As it currently stands, I strongly recommend my 1000+-a-day readership against implementing Varnish. You are much better off going with Squid:

• Its default caching policy is sensible. It automatically caches static objects, whether cookies are sent with requests or not. It detects whether an object is cacheable by the presence of Last-Modified or Expires: headers, and uses an adaptive TTL algorithm much more suited for real-life workloads.
• Dynamic pages aren’t eagerly cached by Squid. This provides the best mix of cached static content for maximum performance, and freshest content for maximum visitor satisfaction.
• It’s tested, it’s reliable and it’s been used in multi-million-dollar serve farms, unlike Varnish.

Dag-Erling would like you to buy his propaganda that the Squid caching model is actually a client-side caching model, and tons of other yadda-yadda. And, you know, he might technically even be a bit right. But the bottom line is simple: if you have a dynamic site, Squid makes it go faster out-of-the-box, while Varnish doesn’t… unless you have a resident HTTP expert or many $$$ for hiring someone to set it up for you (hey, by the way, I’m for hire — after all, I did unbreak my Varnish setup sort-of-successfully). The rest of his argument is just a set of irrelevant technicalities.

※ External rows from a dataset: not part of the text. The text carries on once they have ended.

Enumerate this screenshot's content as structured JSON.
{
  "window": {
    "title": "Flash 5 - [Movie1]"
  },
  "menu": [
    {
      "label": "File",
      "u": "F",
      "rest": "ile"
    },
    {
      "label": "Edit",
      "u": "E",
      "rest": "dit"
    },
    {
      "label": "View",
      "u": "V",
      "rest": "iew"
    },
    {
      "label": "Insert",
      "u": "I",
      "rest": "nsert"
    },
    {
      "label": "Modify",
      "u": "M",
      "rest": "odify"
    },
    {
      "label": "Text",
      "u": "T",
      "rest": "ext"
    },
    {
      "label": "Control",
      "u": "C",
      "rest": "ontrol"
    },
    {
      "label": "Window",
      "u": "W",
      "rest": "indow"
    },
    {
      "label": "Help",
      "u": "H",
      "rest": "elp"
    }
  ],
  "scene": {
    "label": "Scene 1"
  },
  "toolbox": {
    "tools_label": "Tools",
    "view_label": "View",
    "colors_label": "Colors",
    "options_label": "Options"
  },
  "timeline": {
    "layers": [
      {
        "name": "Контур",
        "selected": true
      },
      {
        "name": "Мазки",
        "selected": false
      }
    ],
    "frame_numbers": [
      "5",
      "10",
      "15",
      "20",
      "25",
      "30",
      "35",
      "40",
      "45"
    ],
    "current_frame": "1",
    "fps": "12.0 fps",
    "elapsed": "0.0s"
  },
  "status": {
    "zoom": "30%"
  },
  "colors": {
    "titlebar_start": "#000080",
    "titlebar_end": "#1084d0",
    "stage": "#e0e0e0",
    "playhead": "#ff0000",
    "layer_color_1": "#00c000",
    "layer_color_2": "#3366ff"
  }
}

You can talk architecture all you want; yes, Squid is slower, Varnish is faster. But Squid works, and Varnish is broken.

And that, in my book, is the definition of sucking. Hard.

But, hey, it’s their project. And if they stay on this path, it’ll be irrelevant.

Yes, it’s his software. He has the absolute right to steer the project where he wants. What he doesn’t understand is that contributors (kooks, as he likes to call them) have a right to voice their concerns, and that their input is valuable, no matter how narcissistic (I am) and abrasive (I’m not) their voices may be.

Dag-Erling and Poul-Henning: you’re the newcomers, the new kids on the block, and you have an obligation to excellence if you want to ever be top dogs. I’m sorry to tell you this, but a hard-to-configure HTTP accelerator that doesn’t accelerate by default… well, isn’t even wrong, and it doesn’t earn much respect from me.

Don’t expect to earn your users’ respect with that attitude, punk. Otherwise, tomorrow, when Varnish stops sucking so much, you may not have the clout to put it in the limelight.

Update: straight from the mailing lists — someone else is having the exact same problem I have, with major slowdowns as his penalty. I certainly hope his hacky fix (which is much like my own hacky fix) doesn’t cause his site to malfunction like mine did. That e-mail just confirms everything I said on this post.

Update 2: now Poul-Henning is drumming his own drum, framing me as if I had said that Varnish sucks because it doesn’t do what I want, and he’s the best thing since sliced FreeBSD, and I’m an idiot. Newsflash, Poul-Henning: Varnish doesn’t suck because it doesn’t do what I want — it sucks because it doesn’t do what it should.